Examination of the distribution of L-triiodothyronine [T3] among rat liver tissue fractions after its i.v. injection into thyroidectomized rats focused attention on mitochondria at very short times after administration. By 15 min this fraction contained 18.5% of the tissue pool; however, the content had decreased sharply by 60 min and even further over the next 3 h. By contrast, the content in all other fractions was constant or increased over 4 h. About 60% of tissue hormone was bound to soluble protein. Mitochondria isolated from thyroidectomized rats showed P/O [mol of Pi esterified/g-atom of O consumed] ratios that were about 50% of those found in normal controls, with both succinate and pyruvate plus malate as substrates.
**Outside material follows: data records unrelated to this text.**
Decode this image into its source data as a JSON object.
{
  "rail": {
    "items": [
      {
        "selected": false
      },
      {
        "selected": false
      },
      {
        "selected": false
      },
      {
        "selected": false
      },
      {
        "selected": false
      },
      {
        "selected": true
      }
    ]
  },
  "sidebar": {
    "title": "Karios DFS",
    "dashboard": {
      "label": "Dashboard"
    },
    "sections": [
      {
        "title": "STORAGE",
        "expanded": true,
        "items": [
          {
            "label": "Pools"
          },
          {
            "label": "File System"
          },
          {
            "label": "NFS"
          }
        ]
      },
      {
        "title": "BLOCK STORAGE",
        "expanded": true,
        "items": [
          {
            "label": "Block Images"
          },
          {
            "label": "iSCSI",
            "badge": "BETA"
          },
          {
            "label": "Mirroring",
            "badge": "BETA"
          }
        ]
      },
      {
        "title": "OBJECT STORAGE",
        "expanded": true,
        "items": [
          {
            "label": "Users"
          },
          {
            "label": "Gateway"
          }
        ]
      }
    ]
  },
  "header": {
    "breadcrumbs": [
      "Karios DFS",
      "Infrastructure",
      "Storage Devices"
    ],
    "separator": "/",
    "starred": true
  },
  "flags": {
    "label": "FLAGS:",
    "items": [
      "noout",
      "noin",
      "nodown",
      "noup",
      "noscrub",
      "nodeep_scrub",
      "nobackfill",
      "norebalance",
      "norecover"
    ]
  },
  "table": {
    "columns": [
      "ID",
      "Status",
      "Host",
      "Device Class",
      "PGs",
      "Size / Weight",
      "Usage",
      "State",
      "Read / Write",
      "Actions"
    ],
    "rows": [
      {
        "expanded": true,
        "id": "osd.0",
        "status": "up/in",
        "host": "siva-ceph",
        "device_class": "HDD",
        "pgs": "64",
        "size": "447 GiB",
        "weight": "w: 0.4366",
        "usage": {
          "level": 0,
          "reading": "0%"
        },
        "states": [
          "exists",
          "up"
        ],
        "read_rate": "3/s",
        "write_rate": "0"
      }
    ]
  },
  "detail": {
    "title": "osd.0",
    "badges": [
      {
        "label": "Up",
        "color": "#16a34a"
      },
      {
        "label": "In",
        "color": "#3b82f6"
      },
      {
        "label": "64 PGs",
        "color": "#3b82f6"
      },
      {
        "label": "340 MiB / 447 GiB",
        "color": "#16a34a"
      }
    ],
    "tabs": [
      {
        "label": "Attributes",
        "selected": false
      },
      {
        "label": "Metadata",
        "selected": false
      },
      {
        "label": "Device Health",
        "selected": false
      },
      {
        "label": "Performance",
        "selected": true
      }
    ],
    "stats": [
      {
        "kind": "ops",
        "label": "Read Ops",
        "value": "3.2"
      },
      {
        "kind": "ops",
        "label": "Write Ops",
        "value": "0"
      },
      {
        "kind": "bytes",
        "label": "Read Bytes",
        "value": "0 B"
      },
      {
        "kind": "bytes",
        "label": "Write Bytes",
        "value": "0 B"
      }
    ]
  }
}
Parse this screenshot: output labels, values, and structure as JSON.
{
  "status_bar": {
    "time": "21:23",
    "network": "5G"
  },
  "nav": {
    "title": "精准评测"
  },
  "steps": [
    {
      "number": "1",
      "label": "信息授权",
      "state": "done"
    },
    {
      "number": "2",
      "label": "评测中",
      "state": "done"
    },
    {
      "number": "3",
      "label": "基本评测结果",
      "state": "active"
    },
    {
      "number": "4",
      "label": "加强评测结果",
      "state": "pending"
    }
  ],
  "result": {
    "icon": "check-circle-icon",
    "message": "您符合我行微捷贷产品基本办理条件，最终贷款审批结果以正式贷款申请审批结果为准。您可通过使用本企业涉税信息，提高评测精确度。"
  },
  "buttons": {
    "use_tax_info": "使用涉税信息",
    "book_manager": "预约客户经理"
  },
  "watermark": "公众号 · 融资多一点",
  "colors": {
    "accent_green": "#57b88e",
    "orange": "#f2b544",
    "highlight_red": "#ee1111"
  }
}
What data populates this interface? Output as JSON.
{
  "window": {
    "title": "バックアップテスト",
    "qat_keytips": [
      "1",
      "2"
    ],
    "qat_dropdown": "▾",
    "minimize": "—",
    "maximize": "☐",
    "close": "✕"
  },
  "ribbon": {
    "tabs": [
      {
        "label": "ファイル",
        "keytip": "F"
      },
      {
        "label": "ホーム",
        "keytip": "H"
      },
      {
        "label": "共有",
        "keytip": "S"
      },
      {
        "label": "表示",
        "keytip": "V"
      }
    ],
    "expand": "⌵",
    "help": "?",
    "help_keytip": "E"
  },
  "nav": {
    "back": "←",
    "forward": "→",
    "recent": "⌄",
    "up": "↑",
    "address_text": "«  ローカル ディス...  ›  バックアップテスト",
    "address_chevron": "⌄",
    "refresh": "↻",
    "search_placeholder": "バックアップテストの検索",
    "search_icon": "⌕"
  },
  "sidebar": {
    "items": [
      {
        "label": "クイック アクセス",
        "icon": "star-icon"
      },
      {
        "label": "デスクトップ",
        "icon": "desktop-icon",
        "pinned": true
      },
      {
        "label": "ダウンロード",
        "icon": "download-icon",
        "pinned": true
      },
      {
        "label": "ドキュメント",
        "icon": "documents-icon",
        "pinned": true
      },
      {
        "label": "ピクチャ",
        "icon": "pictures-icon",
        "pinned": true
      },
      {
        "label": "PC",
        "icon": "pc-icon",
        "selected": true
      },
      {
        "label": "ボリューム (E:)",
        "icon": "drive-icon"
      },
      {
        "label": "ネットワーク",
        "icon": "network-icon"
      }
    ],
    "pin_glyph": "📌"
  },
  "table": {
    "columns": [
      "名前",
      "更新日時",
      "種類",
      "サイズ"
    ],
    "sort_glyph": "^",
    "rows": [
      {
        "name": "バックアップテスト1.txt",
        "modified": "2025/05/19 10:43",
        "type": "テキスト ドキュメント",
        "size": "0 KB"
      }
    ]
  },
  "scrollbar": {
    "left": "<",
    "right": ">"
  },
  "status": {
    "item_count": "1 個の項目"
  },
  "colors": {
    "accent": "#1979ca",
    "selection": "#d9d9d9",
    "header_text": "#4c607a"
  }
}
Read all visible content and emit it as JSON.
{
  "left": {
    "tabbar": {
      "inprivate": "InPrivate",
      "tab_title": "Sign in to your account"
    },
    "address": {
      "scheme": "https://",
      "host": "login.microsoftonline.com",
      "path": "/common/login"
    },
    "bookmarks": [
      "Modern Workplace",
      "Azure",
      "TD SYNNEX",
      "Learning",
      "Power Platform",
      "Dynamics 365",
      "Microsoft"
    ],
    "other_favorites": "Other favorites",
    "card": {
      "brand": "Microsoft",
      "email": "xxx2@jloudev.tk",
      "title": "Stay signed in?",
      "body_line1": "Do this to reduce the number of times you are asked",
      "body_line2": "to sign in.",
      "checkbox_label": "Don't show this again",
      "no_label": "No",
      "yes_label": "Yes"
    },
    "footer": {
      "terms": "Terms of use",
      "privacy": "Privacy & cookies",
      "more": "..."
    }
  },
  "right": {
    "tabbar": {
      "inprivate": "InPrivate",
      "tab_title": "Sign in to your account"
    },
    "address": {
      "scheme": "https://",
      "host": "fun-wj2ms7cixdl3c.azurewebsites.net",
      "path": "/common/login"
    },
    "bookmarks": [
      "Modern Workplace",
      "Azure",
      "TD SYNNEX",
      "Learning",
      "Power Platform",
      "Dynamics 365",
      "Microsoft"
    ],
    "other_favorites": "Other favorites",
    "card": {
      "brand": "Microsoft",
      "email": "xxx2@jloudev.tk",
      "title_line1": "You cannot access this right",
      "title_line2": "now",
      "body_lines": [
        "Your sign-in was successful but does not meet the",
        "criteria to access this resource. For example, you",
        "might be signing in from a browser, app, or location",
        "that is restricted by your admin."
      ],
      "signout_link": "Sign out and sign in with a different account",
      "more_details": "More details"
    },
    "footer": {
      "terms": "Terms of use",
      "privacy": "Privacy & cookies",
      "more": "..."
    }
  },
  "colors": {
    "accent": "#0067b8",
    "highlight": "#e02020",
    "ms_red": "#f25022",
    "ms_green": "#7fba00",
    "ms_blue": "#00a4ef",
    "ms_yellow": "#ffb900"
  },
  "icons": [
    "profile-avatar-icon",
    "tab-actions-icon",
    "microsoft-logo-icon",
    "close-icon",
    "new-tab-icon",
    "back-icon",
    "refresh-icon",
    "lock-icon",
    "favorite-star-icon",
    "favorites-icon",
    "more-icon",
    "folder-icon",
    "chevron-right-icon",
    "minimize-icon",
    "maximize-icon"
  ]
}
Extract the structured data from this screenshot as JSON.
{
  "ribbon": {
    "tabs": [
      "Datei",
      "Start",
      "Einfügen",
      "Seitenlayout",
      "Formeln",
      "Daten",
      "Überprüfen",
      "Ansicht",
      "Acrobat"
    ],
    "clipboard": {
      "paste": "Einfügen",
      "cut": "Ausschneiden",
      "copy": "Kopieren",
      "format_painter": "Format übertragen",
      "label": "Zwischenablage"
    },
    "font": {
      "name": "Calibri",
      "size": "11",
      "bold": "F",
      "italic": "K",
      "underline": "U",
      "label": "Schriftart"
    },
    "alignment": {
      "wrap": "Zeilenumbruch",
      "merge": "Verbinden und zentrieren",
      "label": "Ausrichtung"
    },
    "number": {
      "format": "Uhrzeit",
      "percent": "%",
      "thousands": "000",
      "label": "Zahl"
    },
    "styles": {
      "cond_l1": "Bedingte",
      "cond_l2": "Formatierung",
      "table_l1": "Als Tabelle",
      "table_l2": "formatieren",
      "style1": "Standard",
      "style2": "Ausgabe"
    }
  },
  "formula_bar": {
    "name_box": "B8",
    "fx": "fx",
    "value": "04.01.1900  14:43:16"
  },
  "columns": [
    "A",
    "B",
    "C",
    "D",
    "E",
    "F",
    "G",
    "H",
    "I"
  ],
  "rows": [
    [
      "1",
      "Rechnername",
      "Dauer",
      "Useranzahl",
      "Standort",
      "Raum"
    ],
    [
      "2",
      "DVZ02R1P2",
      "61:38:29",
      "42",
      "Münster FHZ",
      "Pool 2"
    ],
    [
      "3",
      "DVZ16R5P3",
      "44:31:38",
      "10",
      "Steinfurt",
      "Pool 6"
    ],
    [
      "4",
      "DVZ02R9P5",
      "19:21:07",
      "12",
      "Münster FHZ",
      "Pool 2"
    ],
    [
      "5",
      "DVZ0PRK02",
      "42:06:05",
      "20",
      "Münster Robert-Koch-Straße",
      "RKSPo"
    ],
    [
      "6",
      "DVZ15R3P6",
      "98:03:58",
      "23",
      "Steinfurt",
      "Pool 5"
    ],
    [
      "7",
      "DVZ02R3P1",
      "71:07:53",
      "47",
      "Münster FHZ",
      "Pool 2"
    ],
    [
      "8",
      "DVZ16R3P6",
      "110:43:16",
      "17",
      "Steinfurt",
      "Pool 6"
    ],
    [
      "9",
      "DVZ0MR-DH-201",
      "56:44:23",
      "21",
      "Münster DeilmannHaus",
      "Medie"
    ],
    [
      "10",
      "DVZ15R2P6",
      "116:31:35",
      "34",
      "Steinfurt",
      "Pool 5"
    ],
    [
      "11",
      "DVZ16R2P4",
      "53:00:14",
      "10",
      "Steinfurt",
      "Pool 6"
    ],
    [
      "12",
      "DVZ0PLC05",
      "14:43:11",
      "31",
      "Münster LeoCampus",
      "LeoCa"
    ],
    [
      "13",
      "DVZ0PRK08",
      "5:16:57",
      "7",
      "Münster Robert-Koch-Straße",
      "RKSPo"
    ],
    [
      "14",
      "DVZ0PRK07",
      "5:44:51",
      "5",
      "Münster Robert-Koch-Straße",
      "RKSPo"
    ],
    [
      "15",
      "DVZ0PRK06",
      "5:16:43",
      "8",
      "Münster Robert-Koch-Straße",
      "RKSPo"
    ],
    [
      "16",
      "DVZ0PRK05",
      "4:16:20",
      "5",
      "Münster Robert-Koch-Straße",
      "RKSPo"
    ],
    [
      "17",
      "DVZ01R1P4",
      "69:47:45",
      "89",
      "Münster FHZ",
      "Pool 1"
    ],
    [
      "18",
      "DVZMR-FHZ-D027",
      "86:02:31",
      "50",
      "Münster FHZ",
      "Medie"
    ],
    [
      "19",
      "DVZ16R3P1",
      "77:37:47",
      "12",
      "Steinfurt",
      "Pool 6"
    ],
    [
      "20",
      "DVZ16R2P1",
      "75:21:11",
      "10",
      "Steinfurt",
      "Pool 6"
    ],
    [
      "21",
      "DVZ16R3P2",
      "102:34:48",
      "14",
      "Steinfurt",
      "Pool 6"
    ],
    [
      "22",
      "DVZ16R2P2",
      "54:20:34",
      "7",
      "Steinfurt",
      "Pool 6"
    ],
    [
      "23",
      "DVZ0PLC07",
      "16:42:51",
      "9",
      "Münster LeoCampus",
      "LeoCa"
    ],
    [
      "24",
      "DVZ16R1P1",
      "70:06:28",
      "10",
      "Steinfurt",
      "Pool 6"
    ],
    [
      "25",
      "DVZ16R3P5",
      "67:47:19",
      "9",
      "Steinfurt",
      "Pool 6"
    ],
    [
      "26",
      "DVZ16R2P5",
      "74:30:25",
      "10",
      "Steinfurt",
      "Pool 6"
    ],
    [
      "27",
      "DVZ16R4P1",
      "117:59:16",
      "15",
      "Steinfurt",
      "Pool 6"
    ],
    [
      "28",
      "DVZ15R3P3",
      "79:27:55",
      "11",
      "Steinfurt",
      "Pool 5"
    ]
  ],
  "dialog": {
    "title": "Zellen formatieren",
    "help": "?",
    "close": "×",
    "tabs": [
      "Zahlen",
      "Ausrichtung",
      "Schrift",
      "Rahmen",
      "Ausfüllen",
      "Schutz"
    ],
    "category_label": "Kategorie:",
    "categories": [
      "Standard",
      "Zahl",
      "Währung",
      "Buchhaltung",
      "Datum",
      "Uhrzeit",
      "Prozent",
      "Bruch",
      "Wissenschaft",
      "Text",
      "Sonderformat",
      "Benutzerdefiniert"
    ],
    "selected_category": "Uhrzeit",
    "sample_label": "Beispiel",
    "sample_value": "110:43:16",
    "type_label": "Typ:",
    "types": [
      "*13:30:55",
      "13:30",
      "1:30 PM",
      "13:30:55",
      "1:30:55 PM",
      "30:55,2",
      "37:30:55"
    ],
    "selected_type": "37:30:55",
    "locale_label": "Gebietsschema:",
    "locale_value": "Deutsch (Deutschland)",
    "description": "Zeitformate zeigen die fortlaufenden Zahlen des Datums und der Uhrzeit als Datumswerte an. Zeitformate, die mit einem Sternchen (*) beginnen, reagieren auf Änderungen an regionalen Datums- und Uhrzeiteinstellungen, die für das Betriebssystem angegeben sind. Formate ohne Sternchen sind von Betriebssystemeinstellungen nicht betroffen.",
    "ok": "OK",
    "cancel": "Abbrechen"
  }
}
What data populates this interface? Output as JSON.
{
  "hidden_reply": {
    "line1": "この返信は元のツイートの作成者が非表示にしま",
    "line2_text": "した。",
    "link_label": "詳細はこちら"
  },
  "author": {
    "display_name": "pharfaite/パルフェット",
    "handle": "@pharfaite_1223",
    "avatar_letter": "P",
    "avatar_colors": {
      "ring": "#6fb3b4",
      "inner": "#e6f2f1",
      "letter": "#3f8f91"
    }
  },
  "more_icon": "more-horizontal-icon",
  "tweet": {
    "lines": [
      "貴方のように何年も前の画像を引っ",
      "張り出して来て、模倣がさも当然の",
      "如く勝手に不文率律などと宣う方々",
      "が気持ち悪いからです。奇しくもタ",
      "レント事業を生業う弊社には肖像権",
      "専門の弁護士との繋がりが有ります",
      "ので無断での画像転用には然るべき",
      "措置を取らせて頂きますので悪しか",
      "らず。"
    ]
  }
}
There was no evidence of uncoupling; the respiratory-control ratio was about 6. Mitochondria isolated 15 min after injection of T3 into thyroidectomized rats showed P/O ratios and respiratory-control ratios that were indistinguishable from those obtained in mitochondria from euthyroid animals. The oxidation rate was, however, not restored. Incubation of homogenates of livers taken from thyroidectomized animals injected with L-T3 before isolation of the mitochondria restored the P/O ratio to normal; direct addition of hormone to isolated mitochondria had no effect. The role of extramitochondrial factors in rapid T3 action is discussed. Possible mechanisms by which T3 might rapidly alter phosphorylation efficiency are considered; control of adenine nucleotide translocase is unlikely to be involved. The amounts of adenine nucleotides in liver were measured both after thyroidectomy and 15 min after i.v. T3 thyronine administration to thyroidectomized animals. The concentrations found are consistent with a decreased phosphorylation efficiency in thyroidectomized animals. T3 injection resulted in very significant changes in the amounts of ATP, ADP and AMP, and in the [ATP]/[ADP] ratio, consonant with those expected from an increased efficiency of ADP phosphorylation. The changes seen in isolated mitochondria may indeed reflect a rapid response of liver in vivo to T3.